Hello Ehab. SPSS does not by default treat negative values as missing. If they are being treated as missing, they are user-defined missing values. I.e., someone must have issued a MISSING VALUES command--see the help for MISSING VALUES at the link given below. To remove the user-defined missing values, issue another MISSING VALUES command with no list of values. E.g., to remove user-defined missing values from variables x, y and z:
As Bruce Weaver says, you need to use an explicit command to treat any value as missing in SPSS. But is there some reason to record the original values (-1 etc.) if you are always going to exclude them from your analysis? In particular, one common technique in this case is to give them all the same value such as 99 -- assuming that score is outside the range of allowable scores. If your data are already entered, you could recode everything below zero to equal 99.
Actually, I want to examine the effect of intervention on A1c so, all positive results will be negative values (A1c value will be lowered), when I transfer this data to SPSS, all negative values are missed so I can't make T test or Man whitney test.
I did your suggestions but I can't get my original negative values, what is the solution in this case?
OK, I think I understand what you want to do.

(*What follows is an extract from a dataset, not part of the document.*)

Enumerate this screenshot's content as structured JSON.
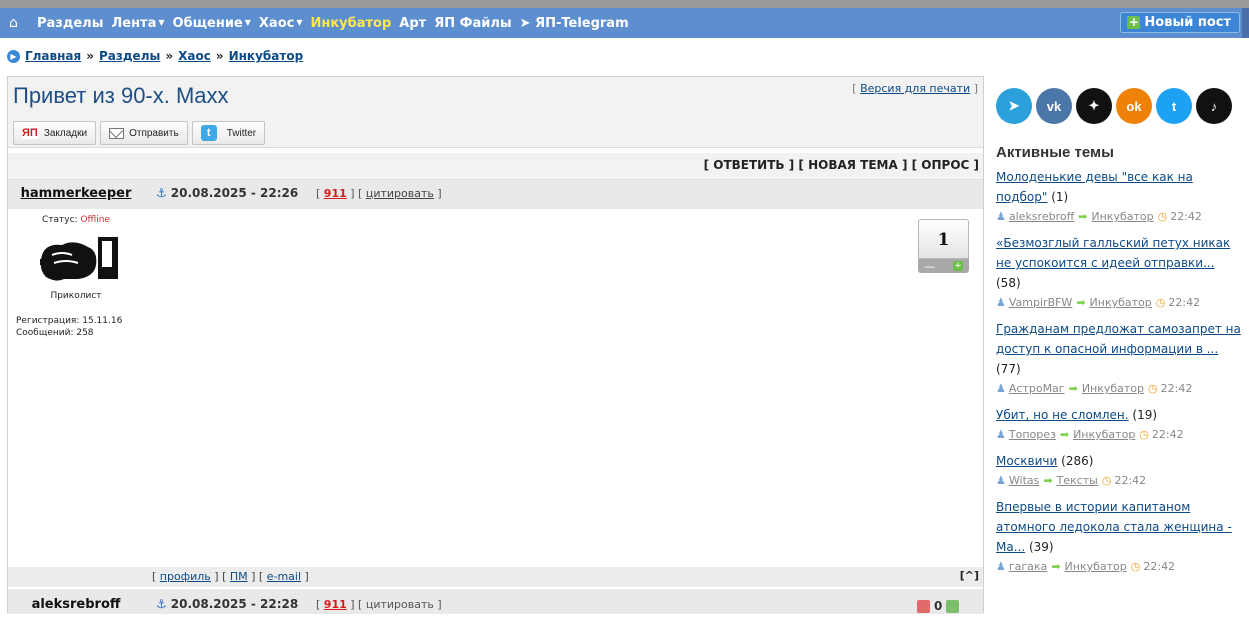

If you enter the A1c values from the pre- and post-tests, you can use COMPUTE to subtract the earlier score from the earlier one to get a change score. SPSS will have no problem including negative values in this result.
Also, this change score will interval-level so you can use a t-Test rather than worrying about a non-parametric test.
Hello Ehab. To borrow a term invented by David Marso (in the SPSS discussion forums), my ESPss is not working very well this morning. It would help immensely if you described the design and the variables in more detail. It would help even more if you attached a small dataset that shows the original data. (CSV format would be good to make it accessible to everyone.)
From what you have said, I assume A1c is the dependent variable, is that right? And there is a treatment of some kind. I think it has 2 levels, right? I think David L Morgan inferred that it is a within-subjects treatment (i.e., repeated measures). But you mentioned the Mann-Whitney U test as one option, and it is for use with independent groups. So much remains unclear about the nature of your design. Thanks for clarifying.
The likely problem is the dash sign. Different software store the different dash signs in different ways, so that if you transfer across systems what you mean as the negative sign for one software is interpretted as an unknown character string in another.
At this point, the simplest approach might be to create a small input sheet in SPSS with a few negative values, and then see what you get after you save it. If you are at all familiar with inputting new datasets in SPSS, this should take less than five minutes.
My original data was in an Excel worksheet with field values in negative. Before getting it into excel, I reformatted these negative numeric values into string. Once in SPSS, I altered the type of these string variables into numeric (specifying the level of level of measurement as scale and modifying the width and decimal to suit the data).